Opinião
Amanhã
Henrique Monteirohmonteiro@impresa.pt

Chamem-me o que quiserem

Henrique Monteiro

Fascista? As palavras já não contam…

Ronald Reagan era um fascista. Assim como George W. Bush. E Merkel e Schäuble eram nazis. E Trump? Bem, de acordo com o que se ouve nas ruas, também é. Fascista e nazi. E Steve Bannon, que Trump nomeou para seu conselheiro? Também! Ou seja, existe muita gente para quem todos aqueles que defendem posições às quais se opõem são, nada mais, nada menos, do que nazis ou fascistas.

São essas pessoas que ficam sem palavras quando aparece um fascista a sério. Um antissemita, radical, violento. E ficam sem palavras porque as gastaram com quem não era nada disso. Recordo sempre o exemplo de Merkel, que para certos radicais foi a mais célebre fascista em Portugal há uns anos… Agora foi a primeira a pôr Trump na ordem.

Não é a história de Pedro e o Lobo (Henrique Raposo já utilizou esta metáfora) mas é parecida. Num mundo em que o rigor deixou de fazer sentido e onde as referências, as hierarquias de valores e a moral são destruídas como repressoras, tudo é possível. O próprio Daniel Oliveira, de quem muito me separa (mas não o bom humor), escreveu ontem algo que me parece óbvio: não seria melhor esperar por medidas condenáveis de Trump para se manifestarem contra ele?

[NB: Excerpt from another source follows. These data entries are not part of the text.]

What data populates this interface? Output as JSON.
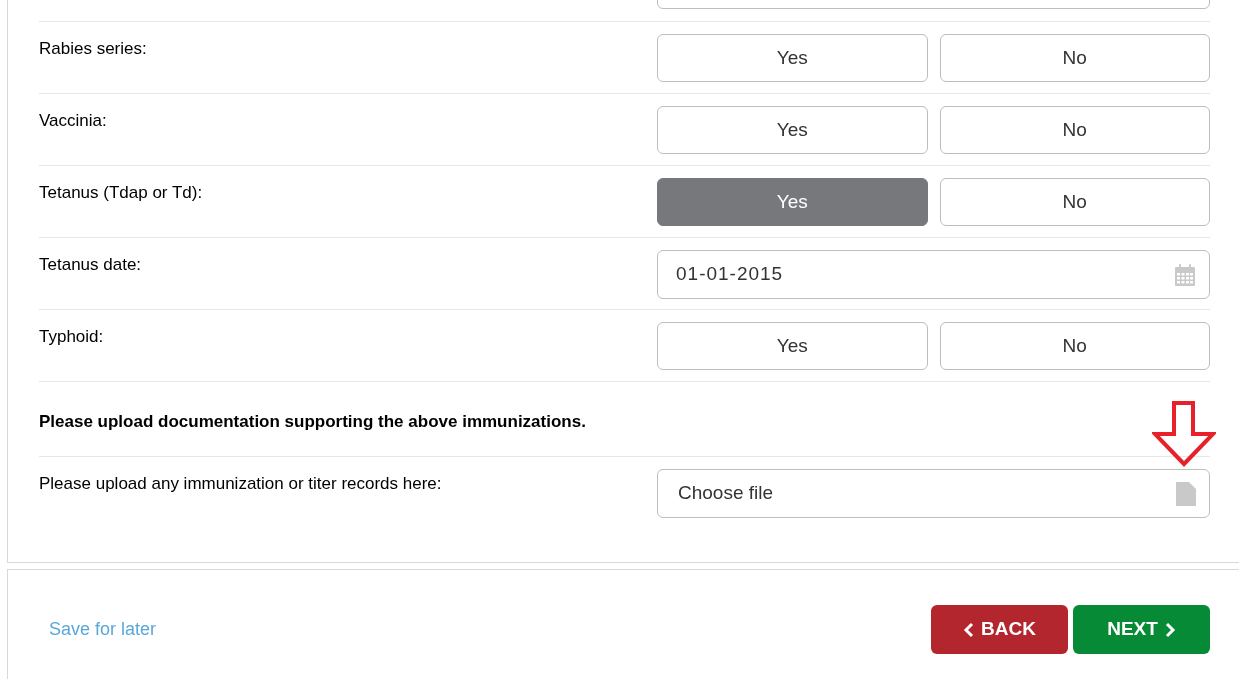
{
  "rows": [
    {
      "kind": "yes_no",
      "label": "Rabies series:",
      "options": [
        {
          "label": "Yes",
          "selected": false
        },
        {
          "label": "No",
          "selected": false
        }
      ]
    },
    {
      "kind": "yes_no",
      "label": "Vaccinia:",
      "options": [
        {
          "label": "Yes",
          "selected": false
        },
        {
          "label": "No",
          "selected": false
        }
      ]
    },
    {
      "kind": "yes_no",
      "label": "Tetanus (Tdap or Td):",
      "options": [
        {
          "label": "Yes",
          "selected": true
        },
        {
          "label": "No",
          "selected": false
        }
      ]
    },
    {
      "kind": "date",
      "label": "Tetanus date:",
      "value": "01-01-2015"
    },
    {
      "kind": "yes_no",
      "label": "Typhoid:",
      "options": [
        {
          "label": "Yes",
          "selected": false
        },
        {
          "label": "No",
          "selected": false
        }
      ]
    },
    {
      "kind": "heading",
      "text": "Please upload documentation supporting the above immunizations."
    },
    {
      "kind": "file",
      "label": "Please upload any immunization or titer records here:",
      "button_text": "Choose file"
    }
  ],
  "footer": {
    "save_link": "Save for later",
    "back_button": "BACK",
    "next_button": "NEXT"
  }
}
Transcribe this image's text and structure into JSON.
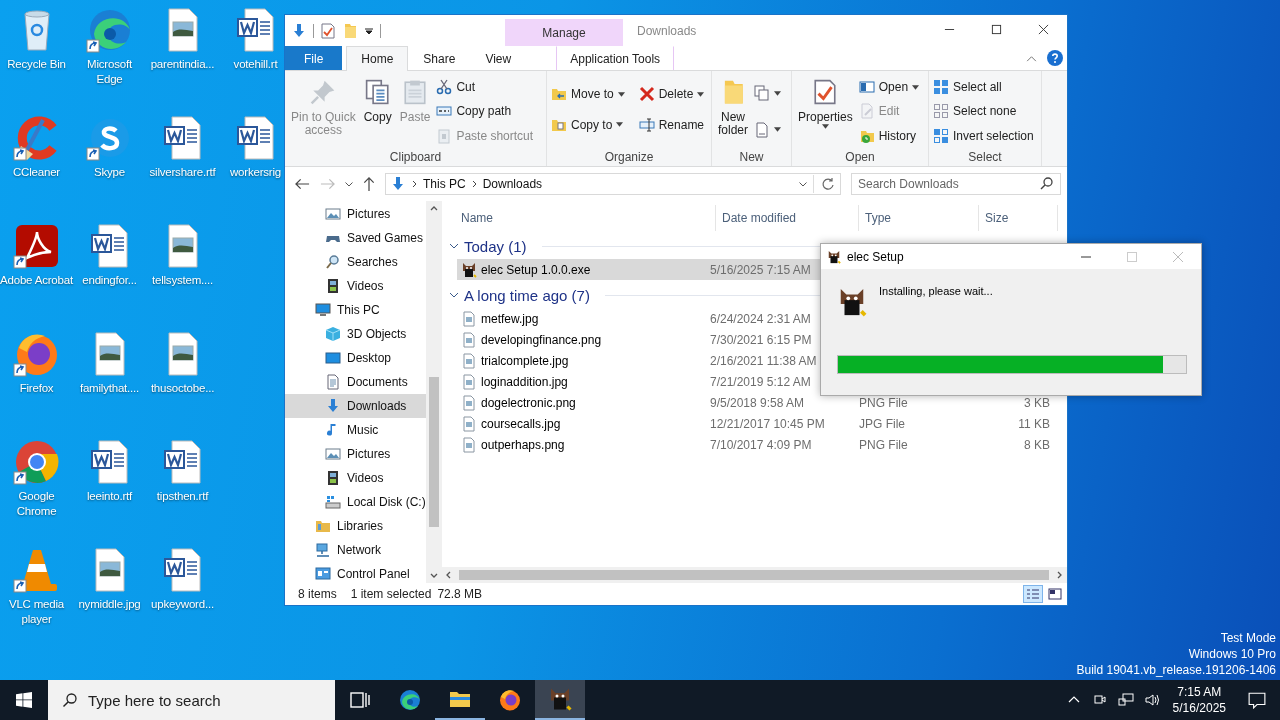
{
  "desktop": {
    "icons": [
      {
        "label": "Recycle Bin",
        "kind": "recycle",
        "shortcut": false
      },
      {
        "label": "CCleaner",
        "kind": "ccleaner",
        "shortcut": true
      },
      {
        "label": "Adobe Acrobat",
        "kind": "acrobat",
        "shortcut": true
      },
      {
        "label": "Firefox",
        "kind": "firefox",
        "shortcut": true
      },
      {
        "label": "Google Chrome",
        "kind": "chrome",
        "shortcut": true
      },
      {
        "label": "VLC media player",
        "kind": "vlc",
        "shortcut": true
      },
      {
        "label": "Microsoft Edge",
        "kind": "edge",
        "shortcut": true
      },
      {
        "label": "Skype",
        "kind": "skype",
        "shortcut": true
      },
      {
        "label": "endingfor...",
        "kind": "word",
        "shortcut": false
      },
      {
        "label": "familythat....",
        "kind": "image",
        "shortcut": false
      },
      {
        "label": "leeinto.rtf",
        "kind": "word",
        "shortcut": false
      },
      {
        "label": "nymiddle.jpg",
        "kind": "image",
        "shortcut": false
      },
      {
        "label": "parentindia...",
        "kind": "image",
        "shortcut": false
      },
      {
        "label": "silvershare.rtf",
        "kind": "word",
        "shortcut": false
      },
      {
        "label": "tellsystem....",
        "kind": "image",
        "shortcut": false
      },
      {
        "label": "thusoctobe...",
        "kind": "image",
        "shortcut": false
      },
      {
        "label": "tipsthen.rtf",
        "kind": "word",
        "shortcut": false
      },
      {
        "label": "upkeyword...",
        "kind": "word",
        "shortcut": false
      },
      {
        "label": "votehill.rt",
        "kind": "word",
        "shortcut": false
      },
      {
        "label": "workersrig",
        "kind": "word",
        "shortcut": false
      }
    ],
    "system_text": [
      "Test Mode",
      "Windows 10 Pro",
      "Build 19041.vb_release.191206-1406"
    ]
  },
  "explorer": {
    "title": "Downloads",
    "context_tab_group": "Manage",
    "tabs": [
      {
        "label": "File",
        "kind": "file",
        "selected": false
      },
      {
        "label": "Home",
        "kind": "tab",
        "selected": true
      },
      {
        "label": "Share",
        "kind": "tab",
        "selected": false
      },
      {
        "label": "View",
        "kind": "tab",
        "selected": false
      },
      {
        "label": "Application Tools",
        "kind": "context",
        "selected": false
      }
    ],
    "ribbon": [
      {
        "name": "Clipboard",
        "large_buttons": [
          {
            "lines": [
              "Pin to Quick",
              "access"
            ],
            "kind": "pin",
            "disabled": true
          },
          {
            "lines": [
              "Copy"
            ],
            "kind": "copy",
            "disabled": false
          },
          {
            "lines": [
              "Paste"
            ],
            "kind": "paste",
            "disabled": true
          }
        ],
        "small_buttons": [
          {
            "label": "Cut",
            "kind": "cut",
            "disabled": false
          },
          {
            "label": "Copy path",
            "kind": "copypath",
            "disabled": false
          },
          {
            "label": "Paste shortcut",
            "kind": "pasteshortcut",
            "disabled": true
          }
        ]
      },
      {
        "name": "Organize",
        "small_buttons": [
          {
            "label": "Move to",
            "kind": "moveto",
            "disabled": false,
            "dropdown": true
          },
          {
            "label": "Copy to",
            "kind": "copyto",
            "disabled": false,
            "dropdown": true
          },
          {
            "label": "Delete",
            "kind": "delete",
            "disabled": false,
            "dropdown": true
          },
          {
            "label": "Rename",
            "kind": "rename",
            "disabled": false
          }
        ]
      },
      {
        "name": "New",
        "large_buttons": [
          {
            "lines": [
              "New",
              "folder"
            ],
            "kind": "newfolder",
            "disabled": false
          }
        ],
        "small_buttons": [
          {
            "kind": "newitem",
            "disabled": false,
            "dropdown": true
          },
          {
            "kind": "easyaccess",
            "disabled": false,
            "dropdown": true
          }
        ]
      },
      {
        "name": "Open",
        "large_buttons": [
          {
            "lines": [
              "Properties"
            ],
            "kind": "properties",
            "disabled": false,
            "dropdown": true
          }
        ],
        "small_buttons": [
          {
            "label": "Open",
            "kind": "open",
            "disabled": false,
            "dropdown": true
          },
          {
            "label": "Edit",
            "kind": "edit",
            "disabled": true
          },
          {
            "label": "History",
            "kind": "history",
            "disabled": false
          }
        ]
      },
      {
        "name": "Select",
        "small_buttons": [
          {
            "label": "Select all",
            "kind": "selectall",
            "disabled": false
          },
          {
            "label": "Select none",
            "kind": "selectnone",
            "disabled": false
          },
          {
            "label": "Invert selection",
            "kind": "invert",
            "disabled": false
          }
        ]
      }
    ],
    "address": [
      "This PC",
      "Downloads"
    ],
    "search": {
      "placeholder": "Search Downloads"
    },
    "navigation": {
      "continued": [
        {
          "label": "Pictures",
          "kind": "pictures",
          "selected": false
        },
        {
          "label": "Saved Games",
          "kind": "savedgames",
          "selected": false
        },
        {
          "label": "Searches",
          "kind": "searches",
          "selected": false
        },
        {
          "label": "Videos",
          "kind": "videos",
          "selected": false
        }
      ],
      "tree": [
        {
          "label": "This PC",
          "kind": "thispc",
          "selected": false,
          "children": [
            {
              "label": "3D Objects",
              "kind": "objects3d",
              "selected": false
            },
            {
              "label": "Desktop",
              "kind": "desktop",
              "selected": false
            },
            {
              "label": "Documents",
              "kind": "documents",
              "selected": false
            },
            {
              "label": "Downloads",
              "kind": "downloads",
              "selected": true
            },
            {
              "label": "Music",
              "kind": "music",
              "selected": false
            },
            {
              "label": "Pictures",
              "kind": "pictures",
              "selected": false
            },
            {
              "label": "Videos",
              "kind": "videos",
              "selected": false
            },
            {
              "label": "Local Disk (C:)",
              "kind": "localdisk",
              "selected": false
            }
          ]
        },
        {
          "label": "Libraries",
          "kind": "libraries",
          "selected": false
        },
        {
          "label": "Network",
          "kind": "network",
          "selected": false
        },
        {
          "label": "Control Panel",
          "kind": "controlpanel",
          "selected": false
        }
      ]
    },
    "columns": [
      "Name",
      "Date modified",
      "Type",
      "Size"
    ],
    "groups": [
      {
        "title": "Today (1)",
        "expanded": true,
        "files": [
          {
            "name": "elec Setup 1.0.0.exe",
            "kind": "app",
            "date": "5/16/2025 7:15 AM",
            "selected": true
          }
        ]
      },
      {
        "title": "A long time ago (7)",
        "expanded": true,
        "files": [
          {
            "name": "metfew.jpg",
            "kind": "image",
            "date": "6/24/2024 2:31 AM",
            "selected": false
          },
          {
            "name": "developingfinance.png",
            "kind": "image",
            "date": "7/30/2021 6:15 PM",
            "selected": false
          },
          {
            "name": "trialcomplete.jpg",
            "kind": "image",
            "date": "2/16/2021 11:38 AM",
            "selected": false
          },
          {
            "name": "loginaddition.jpg",
            "kind": "image",
            "date": "7/21/2019 5:12 AM",
            "selected": false
          },
          {
            "name": "dogelectronic.png",
            "kind": "image",
            "date": "9/5/2018 9:58 AM",
            "type": "PNG File",
            "size": "3 KB",
            "selected": false
          },
          {
            "name": "coursecalls.jpg",
            "kind": "image",
            "date": "12/21/2017 10:45 PM",
            "type": "JPG File",
            "size": "11 KB",
            "selected": false
          },
          {
            "name": "outperhaps.png",
            "kind": "image",
            "date": "7/10/2017 4:09 PM",
            "type": "PNG File",
            "size": "8 KB",
            "selected": false
          }
        ]
      }
    ],
    "status": [
      "8 items",
      "1 item selected",
      "72.8 MB"
    ],
    "views": [
      {
        "kind": "details",
        "selected": true
      },
      {
        "kind": "tiles",
        "selected": false
      }
    ]
  },
  "setup_dialog": {
    "title": "elec Setup",
    "message": "Installing, please wait...",
    "level": 0.934
  },
  "taskbar": {
    "search_placeholder": "Type here to search",
    "apps": [
      {
        "kind": "taskview",
        "running": false,
        "selected": false
      },
      {
        "kind": "edge",
        "running": false,
        "selected": false
      },
      {
        "kind": "explorer",
        "running": true,
        "selected": false
      },
      {
        "kind": "firefox",
        "running": false,
        "selected": false
      },
      {
        "kind": "app",
        "running": true,
        "selected": true
      }
    ],
    "time": "7:15 AM",
    "date": "5/16/2025"
  }
}
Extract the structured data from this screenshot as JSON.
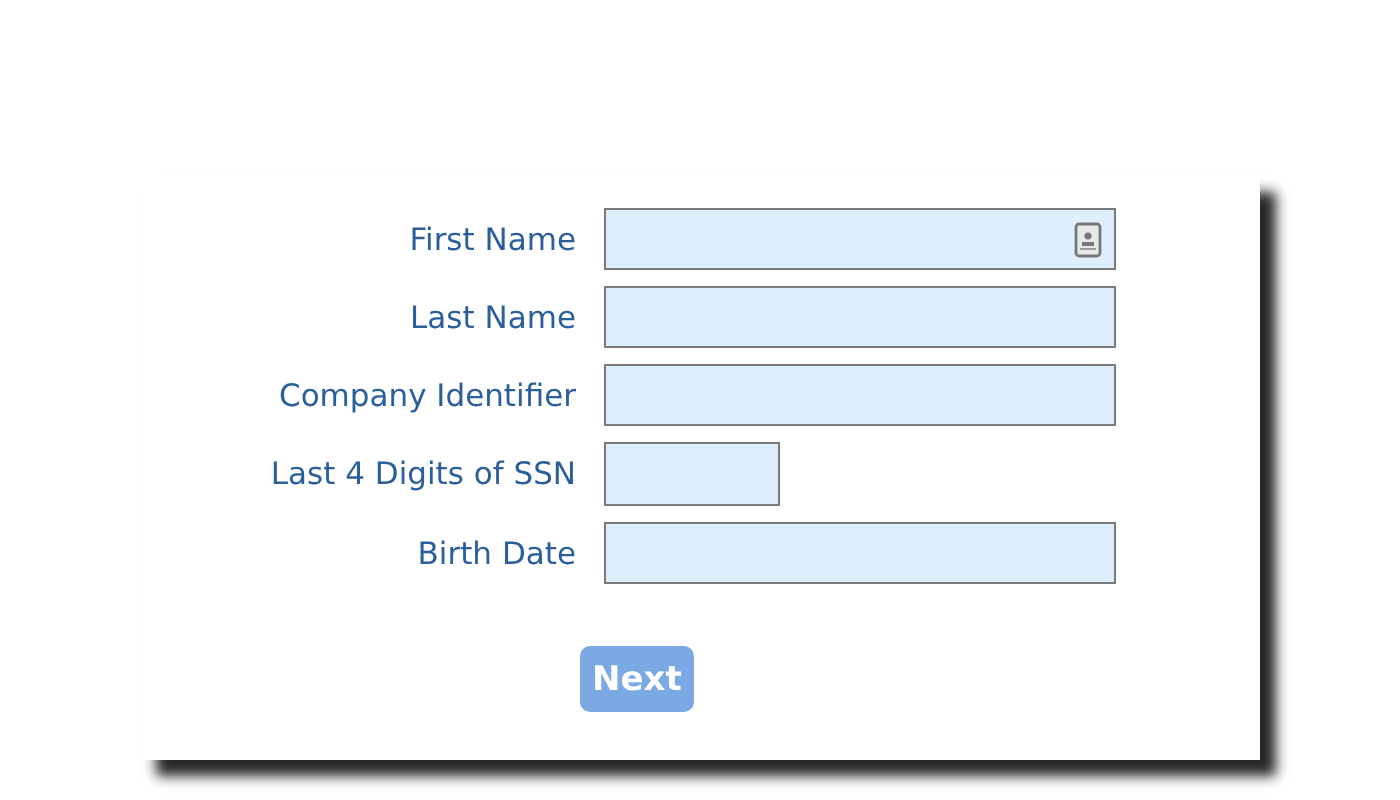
{
  "fields": [
    {
      "label": "First Name",
      "kind": "wide",
      "contact_icon": true
    },
    {
      "label": "Last Name",
      "kind": "wide",
      "contact_icon": false
    },
    {
      "label": "Company Identifier",
      "kind": "wide",
      "contact_icon": false
    },
    {
      "label": "Last 4 Digits of SSN",
      "kind": "short",
      "contact_icon": false
    },
    {
      "label": "Birth Date",
      "kind": "wide",
      "contact_icon": false
    }
  ],
  "next_button": {
    "label": "Next",
    "disabled": true
  }
}
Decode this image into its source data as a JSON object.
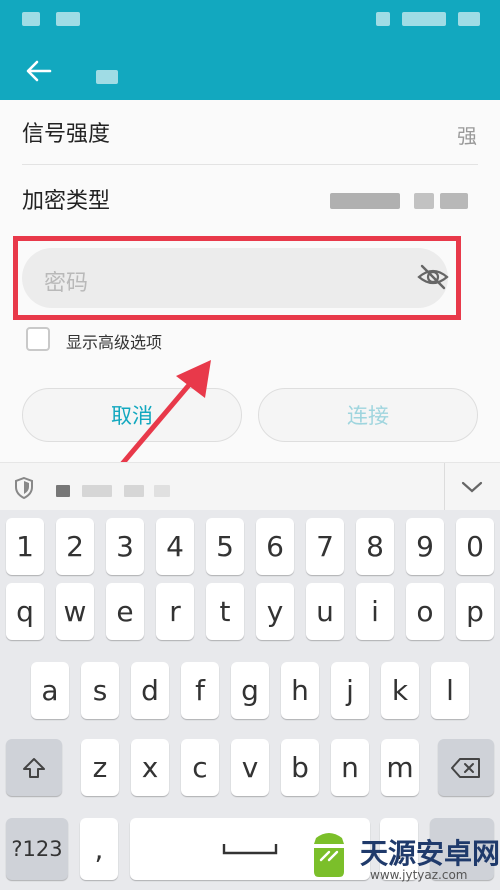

Por que motivo, pergunta ainda ele, a esquerda se tem manifestado contra o voto popular de metade ou cerca de metade das populações, como contra o Brexit ou a vitória de Trump? Não significa isso uma desistência, uma resignação?

Penso que Daniel Oliveira teme essa desistência. E eu, sinceramente, também a temo. Receio que muitos radicais se encantem com a progressiva destruição dos valores da nossa cultura do Ocidente levada a cabo pelos extremos, e neste caso o populismo de extrema-direita (mas é verdade que o de extrema-esquerda provoca os mesmos efeitos, porque como dizia Mário Soares há 40 anos, os extremos tocam-se).

Reparem como as mesmas pessoas que toda a vida defenderam que tudo dependia do ponto de vista do observador, por não haver verdades absolutas, descobrem em certos fenómenos um absoluto – um mal absoluto. Não dependerá Trump do ponto de vista do observador? Não será ele uma boa pessoa para os operários desempregados do ‘rust belt’, ou ‘cintura da ferrugem’? Não será ele quem esperavam os agricultores do midwest? Não. Aqui, os relativistas de todo o mundo (salvo os apoiantes de Trump) estão de acordo com aqueles a quem chamaram conservadores e, às vezes, extremistas de direita ou fascistas. Não há cá pontos de vista, nem coisa absolutamente nenhuma. Temos pela frente o mal.

O problema, como aconteceu nos alvores da II Guerra, é que os conservadores são mais rápidos a descobrir as ameaças à democracia. Sobretudo quando a esquerda não consegue explicar por que razão as pessoas que negam o Holocausto são incomparavelmente mais condenáveis do que aquelas que negam os crimes do comunismo.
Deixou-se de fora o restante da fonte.